PDP-7 Unix doesn't have the concept of absolute or relative filenames
(e.g. /usr/bin/ls or a/b/c or ../../file), Could the nami kernel function
be modified to do this? It would probably mean changing from two characters
packed into a word to a single character per word (to make searching for
'/' easier), and this would turn it into something more recognisable as Unix.

What about pipes? They should not be too hard to implement. Even sixteen
pipes with a 16-word buffer each would only be 256+ extra data words in
the kernel. And a hundred words of code?

There are only a few special devices in the kernel: ttyin, ttyout, keyboard,
display, pptin, pptout. What about a disk block device? Was there a PDP-7
tape device, and if so, why not a tape driver and block device?

Filesystem
----------
The implementation of the filesystem is, in some places, quite inefficient.
The free block list is implemented as follows. In each block, there are
10 free block numbers then a pointer to the next part of the free list.
However, each block can hold 64 block numbers, so why are only 10 free
block numbers stored in each block? By using the whole of a block to store
free block numbers, there would actually be more free blocks to use!

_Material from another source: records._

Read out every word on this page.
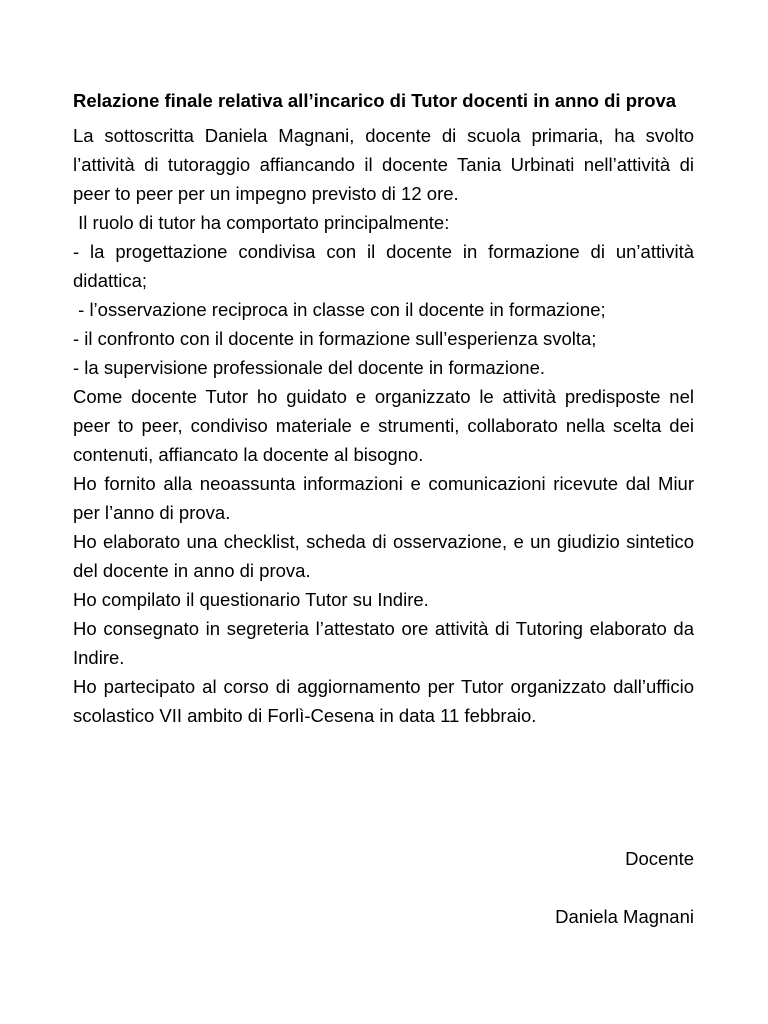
Relazione finale relativa all’incarico di Tutor docenti in anno di prova

La sottoscritta Daniela Magnani, docente di scuola primaria, ha svolto l’attività di tutoraggio affiancando il docente Tania Urbinati nell’attività di peer to peer per un impegno previsto di 12 ore.

Il ruolo di tutor ha comportato principalmente:

- la progettazione condivisa con il docente in formazione di un’attività didattica;

- l’osservazione reciproca in classe con il docente in formazione;

- il confronto con il docente in formazione sull’esperienza svolta;

- la supervisione professionale del docente in formazione.

Come docente Tutor ho guidato e organizzato le attività predisposte nel peer to peer, condiviso materiale e strumenti, collaborato nella scelta dei contenuti, affiancato la docente al bisogno.

Ho fornito alla neoassunta informazioni e comunicazioni ricevute dal Miur per l’anno di prova.

Ho elaborato una checklist, scheda di osservazione, e un giudizio sintetico del docente in anno di prova.

Ho compilato il questionario Tutor su Indire.

Ho consegnato in segreteria l’attestato ore attività di Tutoring elaborato da Indire.

Ho partecipato al corso di aggiornamento per Tutor organizzato dall’ufficio scolastico VII ambito di Forlì-Cesena in data 11 febbraio.

Docente
Daniela Magnani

Each i-node (size 12 words, 7 of which are direct or indirect pointers)
has one word which holds a unique value. This doesn't seem to be used at
all. If it was reused as a block pointer, this would allow files to be
up to 8*64=512 (small) or 8*64*64=32768 (large) words in length, instead of
7*64=448 words (small) or 7*64*64=28672 (large) words.

The system is set up to only use one side of the two-sided disk device.
It looks like the other side was used to backup (snapshot) a working
system in case of catastrophic filesystem corruption: they could simply
copy the blocks from the "snapshot" side back to the working side. We
could double the size of the filesystem quite easily.

Macro Assembler
---------------
The kernel is written using fairly tight assembly code, and there probably
isn't a way to translate it into a high-level language. The PDP-7 has an
arcane instruction set, and the existing assembler syntax is nothing special.
What about a macro assembler that makes it easier to write code, especially
readable code? Here are some ideas based on the existing kernel:

u.rq := 8	==> lac 8; dac u.rq

function swap	==> swap: 0
{
  return; 	    jmp swap i
}

subroutine .fork ==> fork: line 1	// i.e. not a function
{
  line 1
}

loop		==> 1:
{
}			jmp 1b

if (sad dm1)    ==> 	sad dm1
{			  jmp 1f
  code1			code1
} else {	    1:  code2
  code2
}

  betwen(o101,o132) ==> jms betwen; o101; o132

There are probably a bunch more that could be added. The aim is to
make the control structures easier to read and write. The programmer
still has to grok the PDP-7 instruction set.

B (or other) Language
---------------------
PDP-7 Unix has a B compiler while compiles source down to a virtual
instruction set which is interpreted by the B interpreter. We have the
B interpreter code, and Robert Swierczek managed to rewrite the B compiler,
see https://github.com/DoctorWkt/pdp7-unix/blob/master/src/other/b.b

At first glance, the PDP-7 architecture is not that amenable to high level
languages, but it turns out that it is indeed possible to write a compiler for
a C subset that targets the PDP-7, see https://github.com/DoctorWkt/a-compiler.
So, could the B compiler be modified to actually output PDP-7 assembly code?
If so, we could rewrite the utilities (cp, mv, ls etc.) in a high-level
language and make the system easier to maintain. I would recommend treating
int and char as the same and only storing one char per word.

And then, even though the PDP-7 architecture doesn't support it, how hard
would it be to add int/char types and bring the language one step closer to C?

Conclusion
----------
All of this is pie in the sky. It can certainly be done, but a) who has
the time and b) it would be a "tour de force", nothing really useful. But
imagine if, at the beginning of 1970, Unix had a proper B or C compiler,
utilities written in this high-level language, a kernel written in a semi-high
level language, and a system with pipes and proper pathnames.

Cheers, Warren